Adding an entry to your site’s robots.txt file tells these crawlers not to crawl your site going forward. It doesn’t prevent them from accessing your site, but it’s the way each company has documented for a site to “opt out” and the industry-standard method for declaring which crawlers you permit to access your site.
Many large publishers like The New York Times, Wall Street Journal, Vox, and Reuters have already blocked most or all of these AI crawlers using this method.
Can AI crawlers ignore my block request?
Some badly-behaved crawlers may ignore your block request. That’s where you’ll need support from companies that can help enforce your request:
- Content Delivery Network (CDN): Service that helps quickly and reliably deliver your website’s content, like Cloudflare, Fastly, and Akamai. Many CDNs also offer security features including bot detection and blocking.
- Cybersecurity firms: Companies specializing in bot management, like Human Security and DataDome, offer more sophisticated tools to identify and block unwanted bot traffic, including AI scrapers trying to disguise themselves as legitimate visitors.
I'm using the Raptive Ads WordPress plugin—why do I need to manually update my robots.txt file?
The Raptive Ads WordPress plugin can automatically update robots.txt entries for sites with a virtual robots.txt file, which is generated upon request. If your site has a physical robots.txt file, you’ll need to add the entries manually.
How to add robots.txt entries with Yoast
Many sites use the Yoast SEO plugin to update robots.txt entries.
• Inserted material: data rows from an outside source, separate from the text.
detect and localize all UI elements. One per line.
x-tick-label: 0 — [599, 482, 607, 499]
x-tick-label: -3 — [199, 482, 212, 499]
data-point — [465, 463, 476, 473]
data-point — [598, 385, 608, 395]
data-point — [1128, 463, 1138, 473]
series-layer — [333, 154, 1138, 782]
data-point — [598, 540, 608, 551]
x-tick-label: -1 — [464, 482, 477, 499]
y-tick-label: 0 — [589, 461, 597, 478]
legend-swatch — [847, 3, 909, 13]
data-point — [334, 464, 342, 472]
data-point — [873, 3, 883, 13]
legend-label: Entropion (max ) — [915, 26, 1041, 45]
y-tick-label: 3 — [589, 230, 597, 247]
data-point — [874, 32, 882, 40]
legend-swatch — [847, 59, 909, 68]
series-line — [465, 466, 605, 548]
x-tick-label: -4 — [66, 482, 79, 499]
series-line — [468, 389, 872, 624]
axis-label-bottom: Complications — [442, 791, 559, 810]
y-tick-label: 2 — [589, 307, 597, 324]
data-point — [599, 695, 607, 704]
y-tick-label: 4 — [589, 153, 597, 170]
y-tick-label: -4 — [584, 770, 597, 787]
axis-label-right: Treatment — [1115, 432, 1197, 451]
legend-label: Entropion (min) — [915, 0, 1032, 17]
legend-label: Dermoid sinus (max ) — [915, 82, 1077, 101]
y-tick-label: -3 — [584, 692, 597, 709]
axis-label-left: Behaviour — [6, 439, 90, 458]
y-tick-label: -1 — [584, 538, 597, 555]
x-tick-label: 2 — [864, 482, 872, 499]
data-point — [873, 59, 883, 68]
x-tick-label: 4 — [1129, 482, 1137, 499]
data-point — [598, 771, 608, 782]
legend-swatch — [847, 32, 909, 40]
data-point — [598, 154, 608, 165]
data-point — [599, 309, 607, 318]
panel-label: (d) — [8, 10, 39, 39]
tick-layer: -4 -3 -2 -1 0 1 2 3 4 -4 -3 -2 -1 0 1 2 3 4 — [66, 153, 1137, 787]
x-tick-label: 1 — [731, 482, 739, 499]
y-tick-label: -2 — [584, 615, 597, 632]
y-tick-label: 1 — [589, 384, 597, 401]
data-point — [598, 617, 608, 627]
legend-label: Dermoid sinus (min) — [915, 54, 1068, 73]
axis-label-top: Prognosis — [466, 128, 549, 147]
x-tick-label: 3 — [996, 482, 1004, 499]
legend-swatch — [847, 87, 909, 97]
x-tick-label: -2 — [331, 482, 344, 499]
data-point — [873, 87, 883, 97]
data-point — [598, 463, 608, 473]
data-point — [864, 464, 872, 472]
Just copy and paste the entries into Yoast’s robots.txt editor.
How to add robots.txt entries using the File Manager plugin
The File Manager plugin is another easy way to update your robots.txt file.
Step 1: Install and activate the WP File Manager plugin from the WordPress plugin repository.
Step 2: Navigate to the WP File Manager plugin in your WordPress dashboard, right-click on the robots.txt file name, and select "Code Editor."
Step 3: Add the necessary AI crawler lines to the file and save your changes.
*Note: the list pictured below is not comprehensive. Please reference the list above for the latest recommended crawlers to disallow.
[Optional] Step 4: If you no longer need the File Manager plugin, you can deactivate and delete it from your website.